Foto: Hannah Walther, 2022

Mehr Lebensqualität in der Stadt an jedem einzelnen Tag? Die Superblocks in Barcelona versprechen das gute Leben. Die Kölnerin Hannah Walther studiert momentan in Barcelona sie berichtet von den Erfahrungen, die die Stadt mit Superblocks und ähnlichen Konzepten gemacht hat.

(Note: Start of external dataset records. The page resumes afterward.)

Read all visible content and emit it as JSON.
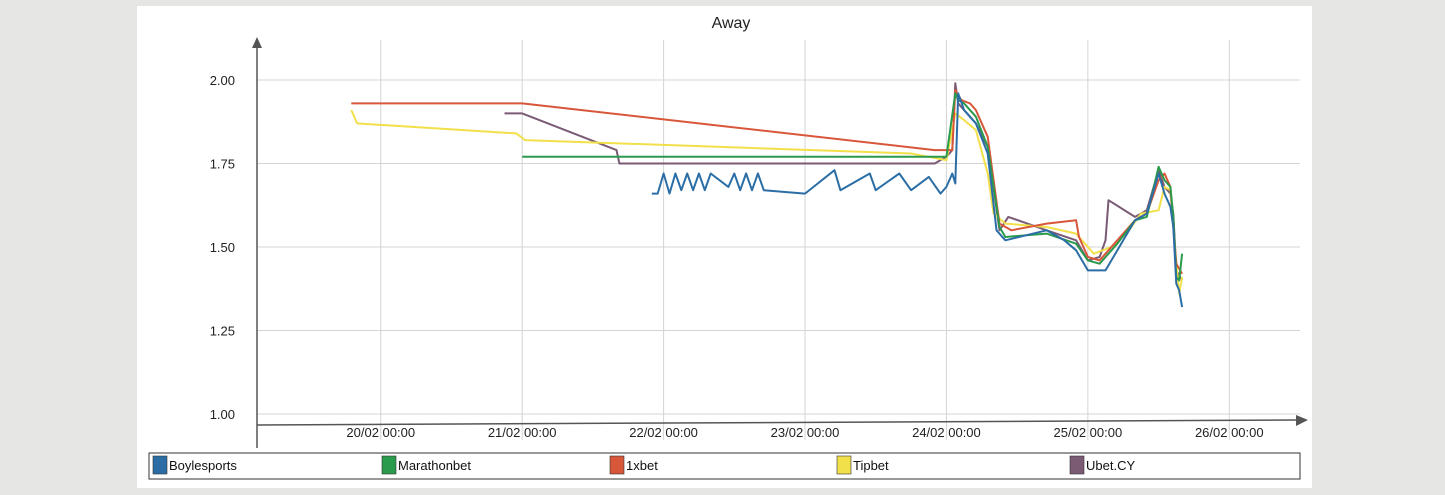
{
  "chart_data": {
    "type": "line",
    "title": "Away",
    "xlabel": "",
    "ylabel": "",
    "ylim": [
      1.0,
      2.05
    ],
    "xlim": [
      "2024-02-19 03:00",
      "2024-02-26 12:00"
    ],
    "grid": true,
    "legend_position": "bottom",
    "y_ticks": [
      "1.00",
      "1.25",
      "1.50",
      "1.75",
      "2.00"
    ],
    "y_tick_values": [
      1.0,
      1.25,
      1.5,
      1.75,
      2.0
    ],
    "x_ticks": [
      "20/02 00:00",
      "21/02 00:00",
      "22/02 00:00",
      "23/02 00:00",
      "24/02 00:00",
      "25/02 00:00",
      "26/02 00:00"
    ],
    "x_tick_values": [
      "2024-02-20 00:00",
      "2024-02-21 00:00",
      "2024-02-22 00:00",
      "2024-02-23 00:00",
      "2024-02-24 00:00",
      "2024-02-25 00:00",
      "2024-02-26 00:00"
    ],
    "series": [
      {
        "name": "Ubet.CY",
        "color": "#7b5a74",
        "points": [
          [
            "2024-02-20 21:00",
            1.9
          ],
          [
            "2024-02-21 00:00",
            1.9
          ],
          [
            "2024-02-21 16:00",
            1.79
          ],
          [
            "2024-02-21 16:30",
            1.75
          ],
          [
            "2024-02-23 22:00",
            1.75
          ],
          [
            "2024-02-24 00:00",
            1.77
          ],
          [
            "2024-02-24 01:00",
            1.79
          ],
          [
            "2024-02-24 01:30",
            1.99
          ],
          [
            "2024-02-24 02:00",
            1.93
          ],
          [
            "2024-02-24 03:30",
            1.9
          ],
          [
            "2024-02-24 05:00",
            1.87
          ],
          [
            "2024-02-24 07:00",
            1.8
          ],
          [
            "2024-02-24 09:00",
            1.55
          ],
          [
            "2024-02-24 10:30",
            1.59
          ],
          [
            "2024-02-24 17:00",
            1.55
          ],
          [
            "2024-02-24 22:00",
            1.52
          ],
          [
            "2024-02-25 00:00",
            1.46
          ],
          [
            "2024-02-25 02:00",
            1.47
          ],
          [
            "2024-02-25 03:00",
            1.52
          ],
          [
            "2024-02-25 03:30",
            1.64
          ],
          [
            "2024-02-25 08:00",
            1.59
          ],
          [
            "2024-02-25 10:00",
            1.61
          ],
          [
            "2024-02-25 12:00",
            1.73
          ],
          [
            "2024-02-25 13:00",
            1.68
          ],
          [
            "2024-02-25 14:00",
            1.66
          ],
          [
            "2024-02-25 14:30",
            1.6
          ],
          [
            "2024-02-25 15:00",
            1.43
          ],
          [
            "2024-02-25 16:00",
            1.4
          ]
        ]
      },
      {
        "name": "Tipbet",
        "color": "#f2e04a",
        "points": [
          [
            "2024-02-19 19:00",
            1.91
          ],
          [
            "2024-02-19 20:00",
            1.87
          ],
          [
            "2024-02-20 23:00",
            1.84
          ],
          [
            "2024-02-21 00:30",
            1.82
          ],
          [
            "2024-02-23 18:00",
            1.78
          ],
          [
            "2024-02-24 00:00",
            1.76
          ],
          [
            "2024-02-24 01:30",
            1.9
          ],
          [
            "2024-02-24 03:00",
            1.88
          ],
          [
            "2024-02-24 05:00",
            1.85
          ],
          [
            "2024-02-24 07:00",
            1.72
          ],
          [
            "2024-02-24 08:00",
            1.6
          ],
          [
            "2024-02-24 10:00",
            1.57
          ],
          [
            "2024-02-24 17:00",
            1.56
          ],
          [
            "2024-02-24 22:00",
            1.54
          ],
          [
            "2024-02-25 01:00",
            1.48
          ],
          [
            "2024-02-25 04:00",
            1.5
          ],
          [
            "2024-02-25 07:00",
            1.55
          ],
          [
            "2024-02-25 09:00",
            1.6
          ],
          [
            "2024-02-25 12:00",
            1.61
          ],
          [
            "2024-02-25 13:00",
            1.68
          ],
          [
            "2024-02-25 14:00",
            1.67
          ],
          [
            "2024-02-25 15:00",
            1.45
          ],
          [
            "2024-02-25 15:30",
            1.36
          ],
          [
            "2024-02-25 16:00",
            1.41
          ]
        ]
      },
      {
        "name": "1xbet",
        "color": "#d8563a",
        "points": [
          [
            "2024-02-19 19:00",
            1.93
          ],
          [
            "2024-02-21 00:00",
            1.93
          ],
          [
            "2024-02-23 22:00",
            1.79
          ],
          [
            "2024-02-24 01:00",
            1.79
          ],
          [
            "2024-02-24 01:30",
            1.97
          ],
          [
            "2024-02-24 02:30",
            1.94
          ],
          [
            "2024-02-24 04:00",
            1.93
          ],
          [
            "2024-02-24 05:00",
            1.91
          ],
          [
            "2024-02-24 07:00",
            1.83
          ],
          [
            "2024-02-24 09:00",
            1.57
          ],
          [
            "2024-02-24 11:00",
            1.55
          ],
          [
            "2024-02-24 17:00",
            1.57
          ],
          [
            "2024-02-24 22:00",
            1.58
          ],
          [
            "2024-02-24 22:30",
            1.53
          ],
          [
            "2024-02-25 00:00",
            1.47
          ],
          [
            "2024-02-25 02:00",
            1.46
          ],
          [
            "2024-02-25 05:00",
            1.52
          ],
          [
            "2024-02-25 08:00",
            1.58
          ],
          [
            "2024-02-25 10:00",
            1.6
          ],
          [
            "2024-02-25 12:00",
            1.7
          ],
          [
            "2024-02-25 13:00",
            1.72
          ],
          [
            "2024-02-25 14:00",
            1.68
          ],
          [
            "2024-02-25 14:30",
            1.56
          ],
          [
            "2024-02-25 15:00",
            1.45
          ],
          [
            "2024-02-25 16:00",
            1.42
          ]
        ]
      },
      {
        "name": "Marathonbet",
        "color": "#2a9a4c",
        "points": [
          [
            "2024-02-21 00:00",
            1.77
          ],
          [
            "2024-02-24 00:00",
            1.77
          ],
          [
            "2024-02-24 01:30",
            1.96
          ],
          [
            "2024-02-24 02:00",
            1.94
          ],
          [
            "2024-02-24 03:00",
            1.93
          ],
          [
            "2024-02-24 05:00",
            1.89
          ],
          [
            "2024-02-24 07:00",
            1.8
          ],
          [
            "2024-02-24 09:00",
            1.56
          ],
          [
            "2024-02-24 10:00",
            1.53
          ],
          [
            "2024-02-24 17:00",
            1.54
          ],
          [
            "2024-02-24 22:00",
            1.51
          ],
          [
            "2024-02-25 00:00",
            1.46
          ],
          [
            "2024-02-25 02:00",
            1.45
          ],
          [
            "2024-02-25 05:00",
            1.51
          ],
          [
            "2024-02-25 08:00",
            1.58
          ],
          [
            "2024-02-25 10:00",
            1.59
          ],
          [
            "2024-02-25 12:00",
            1.74
          ],
          [
            "2024-02-25 13:00",
            1.7
          ],
          [
            "2024-02-25 14:00",
            1.68
          ],
          [
            "2024-02-25 14:30",
            1.59
          ],
          [
            "2024-02-25 15:00",
            1.41
          ],
          [
            "2024-02-25 15:30",
            1.4
          ],
          [
            "2024-02-25 16:00",
            1.48
          ]
        ]
      },
      {
        "name": "Boylesports",
        "color": "#2b6ea6",
        "points": [
          [
            "2024-02-21 22:00",
            1.66
          ],
          [
            "2024-02-21 23:00",
            1.66
          ],
          [
            "2024-02-22 00:00",
            1.72
          ],
          [
            "2024-02-22 01:00",
            1.66
          ],
          [
            "2024-02-22 02:00",
            1.72
          ],
          [
            "2024-02-22 03:00",
            1.67
          ],
          [
            "2024-02-22 04:00",
            1.72
          ],
          [
            "2024-02-22 05:00",
            1.67
          ],
          [
            "2024-02-22 06:00",
            1.72
          ],
          [
            "2024-02-22 07:00",
            1.67
          ],
          [
            "2024-02-22 08:00",
            1.72
          ],
          [
            "2024-02-22 11:00",
            1.68
          ],
          [
            "2024-02-22 12:00",
            1.72
          ],
          [
            "2024-02-22 13:00",
            1.67
          ],
          [
            "2024-02-22 14:00",
            1.72
          ],
          [
            "2024-02-22 15:00",
            1.67
          ],
          [
            "2024-02-22 16:00",
            1.72
          ],
          [
            "2024-02-22 17:00",
            1.67
          ],
          [
            "2024-02-23 00:00",
            1.66
          ],
          [
            "2024-02-23 05:00",
            1.73
          ],
          [
            "2024-02-23 06:00",
            1.67
          ],
          [
            "2024-02-23 11:00",
            1.72
          ],
          [
            "2024-02-23 12:00",
            1.67
          ],
          [
            "2024-02-23 16:00",
            1.72
          ],
          [
            "2024-02-23 18:00",
            1.67
          ],
          [
            "2024-02-23 21:00",
            1.71
          ],
          [
            "2024-02-23 23:00",
            1.66
          ],
          [
            "2024-02-24 00:00",
            1.68
          ],
          [
            "2024-02-24 01:00",
            1.72
          ],
          [
            "2024-02-24 01:30",
            1.69
          ],
          [
            "2024-02-24 02:00",
            1.96
          ],
          [
            "2024-02-24 03:00",
            1.91
          ],
          [
            "2024-02-24 05:00",
            1.87
          ],
          [
            "2024-02-24 07:00",
            1.78
          ],
          [
            "2024-02-24 08:30",
            1.55
          ],
          [
            "2024-02-24 10:00",
            1.52
          ],
          [
            "2024-02-24 17:00",
            1.55
          ],
          [
            "2024-02-24 20:00",
            1.52
          ],
          [
            "2024-02-24 22:00",
            1.49
          ],
          [
            "2024-02-25 00:00",
            1.43
          ],
          [
            "2024-02-25 03:00",
            1.43
          ],
          [
            "2024-02-25 08:00",
            1.58
          ],
          [
            "2024-02-25 10:00",
            1.6
          ],
          [
            "2024-02-25 12:00",
            1.72
          ],
          [
            "2024-02-25 13:00",
            1.66
          ],
          [
            "2024-02-25 14:00",
            1.62
          ],
          [
            "2024-02-25 14:30",
            1.56
          ],
          [
            "2024-02-25 15:00",
            1.39
          ],
          [
            "2024-02-25 15:30",
            1.37
          ],
          [
            "2024-02-25 16:00",
            1.32
          ]
        ]
      }
    ],
    "legend": [
      {
        "name": "Boylesports",
        "color": "#2b6ea6"
      },
      {
        "name": "Marathonbet",
        "color": "#2a9a4c"
      },
      {
        "name": "1xbet",
        "color": "#d8563a"
      },
      {
        "name": "Tipbet",
        "color": "#f2e04a"
      },
      {
        "name": "Ubet.CY",
        "color": "#7b5a74"
      }
    ]
  }
}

Wo vierspurige Straßen die Wohnviertel mit Motorenlärm und Abgasen füllten, flanieren heute Menschen entspannt auf der Straße. Sitzgelegenheiten laden zur gemütlichen Pause ein, Blumenbeete mit üppigem Grün der Sträucher, Kräuter und Blumen ergänzen die einladende Atmosphäre. Nachbar:innen kommen ins Gespräch, Kinder spielen auf der Straße, das Zwitschern der Vögel erfüllt die Luft.

Wovon man in Köln und vielen anderen Städten nur träumen kann, ist in der katalanischen Hauptstadt Barcelona, aber auch in  Vitoria-Gasteiz im Baskenland und anderen Städten bereits Realität. „Superblocks“, „Superillas“ und „Ejes Verdes“ transformieren das Stadtbild und erhöhen die Lebensqualität der Bewohner:innen. „Let’s fill the streets with life“ –  Lasst uns die Straßen mit Leben füllen – ist der Slogan des Superblock-Programms der städtischen Regierung Barcelonas.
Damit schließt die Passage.